## anonymous one year ago Find all solutions of the congruences $x+y+z\equiv 1 (mod 7)$ $x+y+w\equiv 1 (mod 7)$ $x+z+w\equiv 1 (mod 7)$ $y+z+w\equiv 1 (mod 7)$

1. anonymous

\begin{align*} \begin{pmatrix}1&1&1&0\\ 1&1&0&1\\ 1&0&1&1\\ 0&1&1&1\end{pmatrix}\begin{pmatrix}x\\y\\z\\w\end{pmatrix}&\equiv\begin{pmatrix}1\mod7\\1\mod7\\1\mod7\\1\mod7\end{pmatrix}\\[2ex] \begin{pmatrix}x\\y\\z\\w\end{pmatrix}&\equiv \frac{1}{3}\begin{pmatrix}1&1&1&-2\\1&1&-2&1\\1&-2&1&1\\-2&1&1&1\end{pmatrix} \begin{pmatrix}1\mod7\\1\mod7\\1\mod7\\1\mod7\end{pmatrix} \end{align*}

2. anonymous

@SithsAndGiggles Would you please explain to me how you got the second line.
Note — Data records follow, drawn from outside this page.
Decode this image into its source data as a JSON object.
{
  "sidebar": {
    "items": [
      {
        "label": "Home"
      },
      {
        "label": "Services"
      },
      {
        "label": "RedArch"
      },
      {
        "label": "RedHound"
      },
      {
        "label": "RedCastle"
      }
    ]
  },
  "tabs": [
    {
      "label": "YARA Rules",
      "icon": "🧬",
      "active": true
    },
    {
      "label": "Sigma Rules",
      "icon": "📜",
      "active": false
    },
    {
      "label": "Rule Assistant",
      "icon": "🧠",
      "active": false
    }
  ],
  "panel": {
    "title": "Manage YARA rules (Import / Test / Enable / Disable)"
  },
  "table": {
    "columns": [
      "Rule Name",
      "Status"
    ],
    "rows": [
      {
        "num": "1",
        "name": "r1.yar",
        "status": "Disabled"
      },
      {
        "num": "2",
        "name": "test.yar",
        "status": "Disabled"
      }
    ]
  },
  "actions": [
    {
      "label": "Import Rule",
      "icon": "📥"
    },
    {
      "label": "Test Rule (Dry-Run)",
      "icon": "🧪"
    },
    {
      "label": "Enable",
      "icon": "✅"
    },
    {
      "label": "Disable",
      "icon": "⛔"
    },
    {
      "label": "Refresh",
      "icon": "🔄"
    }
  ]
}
I am so confused. Thanks

3. anonymous

Assuming the operations I carried out were valid (I'm not as comfortable with modular arithmetic as I should be), all I did was find the inverse of the coefficient matrix on the LHS, then multiplied both sides by this inverse. $\begin{pmatrix}1&1&1&0\\ 1&1&0&1\\ 1&0&1&1\\ 0&1&1&1\end{pmatrix}^{-1}=\frac{1}{3}\begin{pmatrix}1&1&1&-2\\1&1&-2&1\\1&-2&1&1\\-2&1&1&1\end{pmatrix}$ and for any invertible matrix $$A$$ with inverse $$A^{-1}$$, we have $$AA^{-1}=A^{-1}A=I$$, where $$I$$ is the identity matrix. The actual computation was done by hand and a bit tedious, but you can use a calculator.